Precisamente hoy estamos celebrando la victoria de los que, en nuestros tiempos, dieron la vida por Cristo; dieron la vida temporal, para poseerla por los siglos en su gloria. Es una victoria particular, porque la han conseguido representantes del clero y laicos, jóvenes y ancianos, personas de todas las clases y estados. Entre ellos podemos recordar al arzobispo Antoni Julián Nowowiejski, pastor de la diócesis de Plokc, torturado hasta la muerte en Dzialdowo, y a monseñor Wladyslaw Goral, de Lublin, torturado con especial odio sólo porque era obispo católico. Hubo también sacerdotes diocesanos y religiosos, que prefirieron morir con tal de no abandonar su ministerio, y otros que murieron atendiendo a sus compañeros de prisión enfermos de tifus; algunos fueron torturados hasta la muerte por defender a los judíos. En ese grupo de beatos había religiosos no sacerdotes y religiosas, que perseveraron en el servicio de la caridad, ofreciendo sus tormentos por el prójimo. Entre estos beatos mártires había también laicos. Había cinco jóvenes formados en el oratorio salesiano; un activista celoso de la Acción católica, un catequista laico, torturado hasta la muerte por su servicio, y una mujer heroica, que dio libremente su vida en cambio de la de su nuera, que esperaba un hijo. Estos beatos mártires son inscritos hoy en la historia de la santidad del pueblo de Dios que peregrina desde hace mil años en Polonia.

Si hoy nos alegramos por la beatificación de 108 mártires, clérigos y laicos, lo hacemos ante todo porque son un testimonio de la victoria de Cristo, el don que devuelve la esperanza.

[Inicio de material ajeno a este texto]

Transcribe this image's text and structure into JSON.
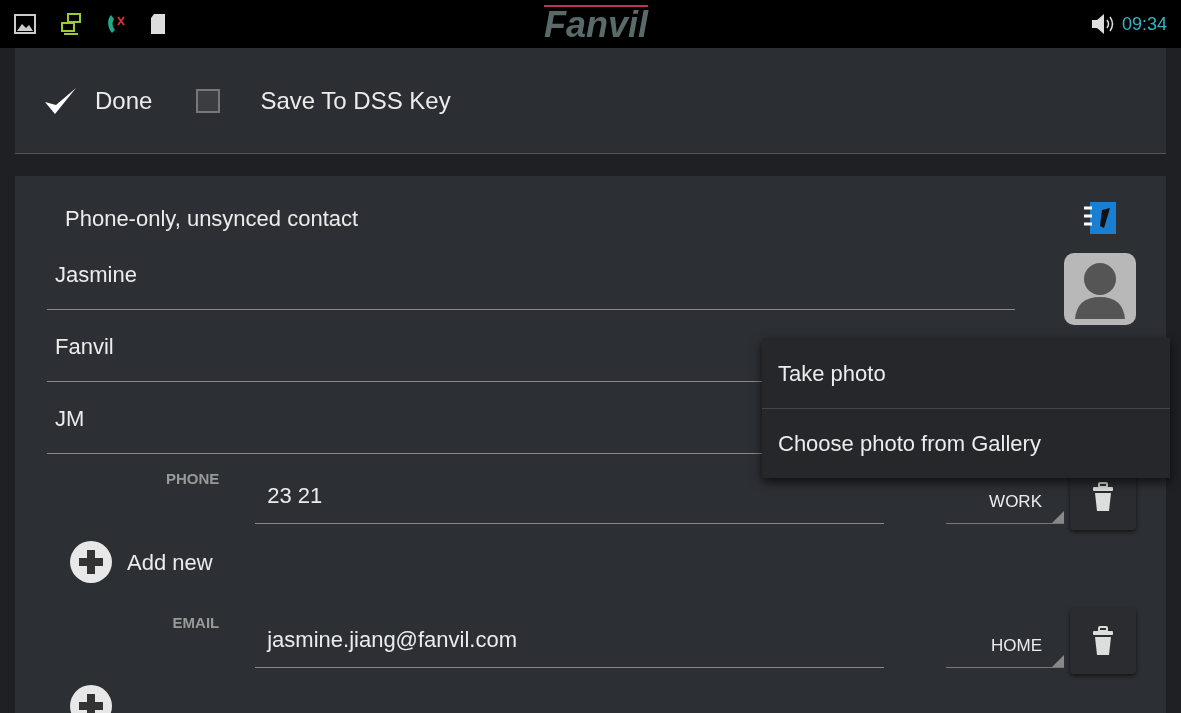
{
  "status_bar": {
    "logo": "Fanvil",
    "time": "09:34"
  },
  "action_bar": {
    "done": "Done",
    "save_to_dss": {
      "label": "Save To DSS Key",
      "checked": false
    }
  },
  "account": {
    "label": "Phone-only, unsynced contact"
  },
  "name_fields": [
    {
      "value": "Jasmine"
    },
    {
      "value": "Fanvil"
    },
    {
      "value": "JM"
    }
  ],
  "entries": [
    {
      "label": "PHONE",
      "value": "23 21",
      "type": "WORK",
      "add_label": "Add new"
    },
    {
      "label": "EMAIL",
      "value": "jasmine.jiang@fanvil.com",
      "type": "HOME"
    }
  ],
  "photo_menu": [
    {
      "label": "Take photo"
    },
    {
      "label": "Choose photo from Gallery"
    }
  ]
}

En cierto sentido, mientras realizamos este acto solemne se reaviva en nosotros la certeza de que, independientemente de las circunstancias, podemos obtener una plena victoria en todo, gracias a aquel que nos ha amado (cf. Rm 8, 37). Los beatos mártires nos dicen en nuestro corazón: Creed que Dios es amor. Creedlo en el bien y en el mal. Tened esperanza. Que la esperanza produzca como fruto en vosotros la fidelidad a Dios en cualquier prueba.

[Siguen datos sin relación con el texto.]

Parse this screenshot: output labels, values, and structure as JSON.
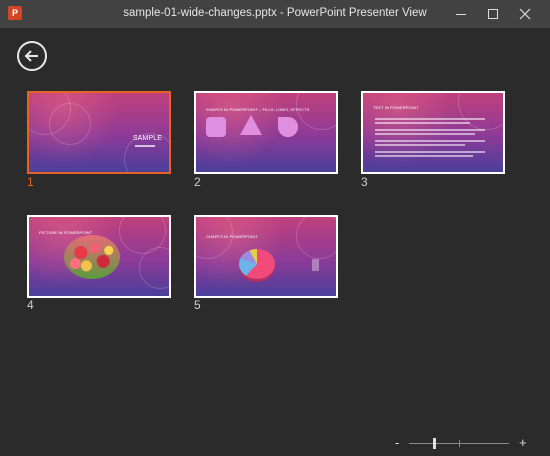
{
  "window": {
    "title": "sample-01-wide-changes.pptx - PowerPoint Presenter View",
    "app_icon_label": "P",
    "controls": [
      "minimize",
      "maximize",
      "close"
    ]
  },
  "back_button": {
    "icon": "back-arrow-icon"
  },
  "slides": [
    {
      "number": "1",
      "selected": true,
      "title": "SAMPLE"
    },
    {
      "number": "2",
      "selected": false,
      "title": "SHAPES IN POWERPOINT – FILLS, LINES, EFFECTS"
    },
    {
      "number": "3",
      "selected": false,
      "title": "TEXT IN POWERPOINT"
    },
    {
      "number": "4",
      "selected": false,
      "title": "PICTURE IN POWERPOINT"
    },
    {
      "number": "5",
      "selected": false,
      "title": "CHARTS IN POWERPOINT"
    }
  ],
  "zoom": {
    "minus_label": "-",
    "plus_label": "+",
    "level": 0.25
  },
  "colors": {
    "background": "#2b2b2b",
    "titlebar": "#424242",
    "accent": "#e66325"
  }
}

5. Alégrate, Polonia, por los nuevos beatos: Regina Protmann, Edmundo Bojanowski y los 108 mártires. A Dios ha complacido «mostrar la extraordinaria riqueza de su gracia mediante la bondad» de tus hijos e hijas en Cristo Jesús (cf. Ef 2, 7). Ésa es «la riqueza de su gracia»; ése es el fundamento de nuestra confianza inquebrantable en la presencia salvífica de Dios a lo largo de las sendas del hombre en el tercer milenio. A él la gloria por los siglos de los siglos. Amén.